Shaun Burnie, senior nuclear specialist with Greenpeace Germany, doubts the ambitious cleanup effort can be completed in the time cited, and questions whether the radioactivity can be completely contained. Until TEPCO can verify the conditions of the molten fuel, he says, “there can be no confirmation of what impact and damage the material has had” on the various components of the reactors—and therefore how radiation might leak into the environment in the future.
Although the utility managed to safely remove all 1,533 fuel bundles from the plant’s unit No. 4 reactor by December 2014, it still has to do the same for the hundreds of rods stored at the other three units. This involves clearing rubble, installing shields, dismantling the building roofs, and setting up platforms and special rooftop equipment to remove the rods. Last month a 55-ton dome roof was installed on unit No. 3 to facilitate the safe removal of the 533 fuel bundles that remain in a storage pool there. Whereas removal should begin at No. 3 sometime before April 2019, the fuel at units No. 1 and 2 will not be ready for transfer before 2023, according to TEPCO. And just where all the fuel and other radioactive solid debris on the site will be stored or disposed of long-term has yet to be decided; last month the site’s ninth solid waste storage building, with a capacity of about 61,000 cubic meters, went into operation.

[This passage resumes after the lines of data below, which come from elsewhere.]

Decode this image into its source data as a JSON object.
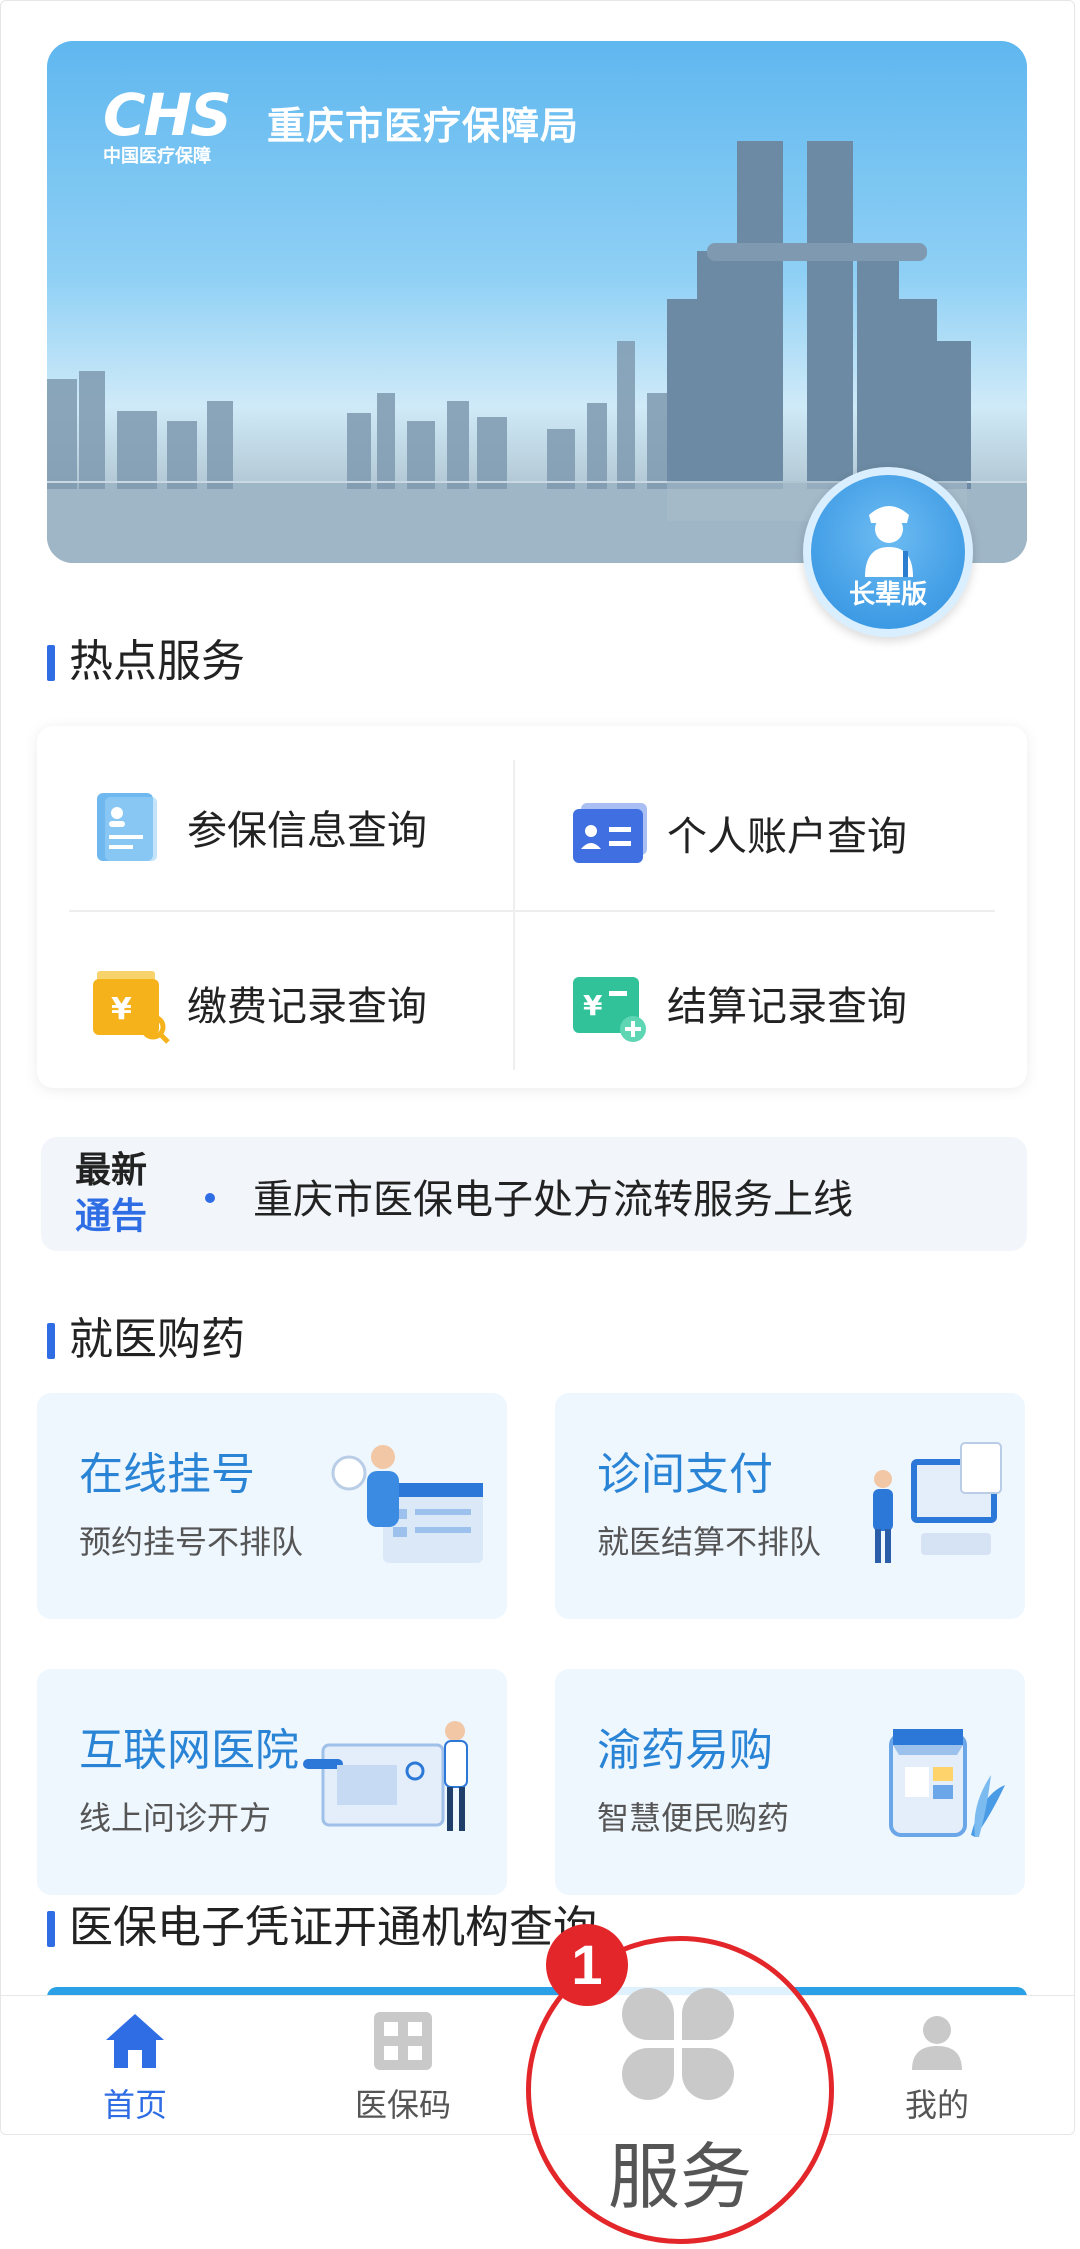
{
  "banner": {
    "logo_mark": "CHS",
    "logo_sub": "中国医疗保障",
    "title": "重庆市医疗保障局",
    "elder_mode_label": "长辈版"
  },
  "hot_services": {
    "title": "热点服务",
    "items": [
      {
        "label": "参保信息查询",
        "icon": "insurance-info-icon"
      },
      {
        "label": "个人账户查询",
        "icon": "id-card-icon"
      },
      {
        "label": "缴费记录查询",
        "icon": "payment-search-icon"
      },
      {
        "label": "结算记录查询",
        "icon": "settlement-add-icon"
      }
    ]
  },
  "notice": {
    "tag_line1": "最新",
    "tag_line2": "通告",
    "text": "重庆市医保电子处方流转服务上线"
  },
  "medical": {
    "title": "就医购药",
    "cards": [
      {
        "title": "在线挂号",
        "subtitle": "预约挂号不排队"
      },
      {
        "title": "诊间支付",
        "subtitle": "就医结算不排队"
      },
      {
        "title": "互联网医院",
        "subtitle": "线上问诊开方"
      },
      {
        "title": "渝药易购",
        "subtitle": "智慧便民购药"
      }
    ]
  },
  "ecert": {
    "title": "医保电子凭证开通机构查询"
  },
  "tabbar": {
    "items": [
      {
        "label": "首页",
        "icon": "home-icon",
        "active": true
      },
      {
        "label": "医保码",
        "icon": "qr-code-icon",
        "active": false
      },
      {
        "label": "服务",
        "icon": "clover-grid-icon",
        "active": false
      },
      {
        "label": "我的",
        "icon": "user-icon",
        "active": false
      }
    ]
  },
  "annotation": {
    "step_number": "1",
    "highlight_color": "#e3262a"
  },
  "colors": {
    "accent": "#2f6de5",
    "card_title": "#2a84d6"
  }
}
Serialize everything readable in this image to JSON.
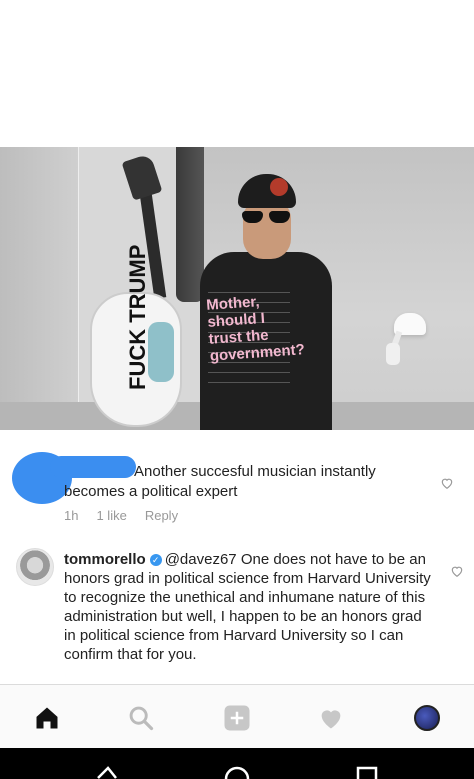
{
  "photo": {
    "guitar_text": "FUCK TRUMP",
    "shirt_text": "Mother, should I trust the government?"
  },
  "comment1": {
    "text_line1": "Another succesful musician instantly",
    "text_line2": "becomes a political expert",
    "time": "1h",
    "likes": "1 like",
    "reply": "Reply"
  },
  "comment2": {
    "username": "tommorello",
    "mention": "@davez67",
    "text": "One does not have to be an honors grad in political science from Harvard University to recognize the unethical and inhumane nature of this administration but well, I happen to be an honors grad in political science from Harvard University so I can confirm that for you."
  },
  "nav": {
    "icons": [
      "home-icon",
      "search-icon",
      "add-icon",
      "heart-icon",
      "profile-avatar"
    ]
  },
  "colors": {
    "blue_redaction": "#3b8ef0",
    "verified": "#3897f0",
    "muted": "#999999"
  }
}
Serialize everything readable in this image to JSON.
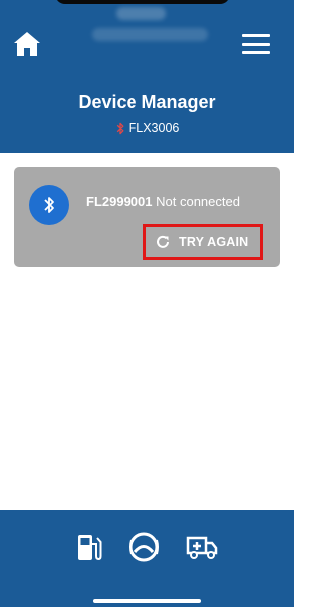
{
  "header": {
    "title": "Device Manager",
    "connected_device": "FLX3006",
    "home_icon": "home-icon",
    "menu_icon": "menu-icon"
  },
  "device_card": {
    "device_id": "FL2999001",
    "status": "Not connected",
    "retry_label": "TRY AGAIN",
    "bluetooth_icon": "bluetooth-icon",
    "refresh_icon": "refresh-icon"
  },
  "bottom_nav": {
    "items": [
      {
        "icon": "fuel-pump-icon"
      },
      {
        "icon": "gauge-ring-icon"
      },
      {
        "icon": "medical-vehicle-icon"
      }
    ]
  },
  "colors": {
    "primary": "#1b5b97",
    "card": "#a9a9a9",
    "bluetooth_circle": "#1f6fd0",
    "highlight": "#e01717",
    "bluetooth_small": "#e04848"
  }
}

As for what the site itself might look like decades from now, cleanup officials refuse to say. But they are quick to differentiate it from the sarcophagus-style containment of the 1986 Chernobyl catastrophe in the Soviet Union, in what is now Ukraine. Whereas the Chernobyl plant is sealed off and the surrounding area remains off-limits except for brief visits—leaving behind several ghost towns—Japanese officials want as many areas as possible around the Daiichi site to eventually be habitable again.
“To accelerate reconstruction and rebuilding of Fukushima as a region, and the lives of locals, the key is to reduce the mid- and long-term risk,” says Satoru Toyomoto, director for international issues at the Ministry of Economy, Trade and Industry’s Nuclear Accident Response Office. “In that regard, keeping debris on the premises without approval is not an option.”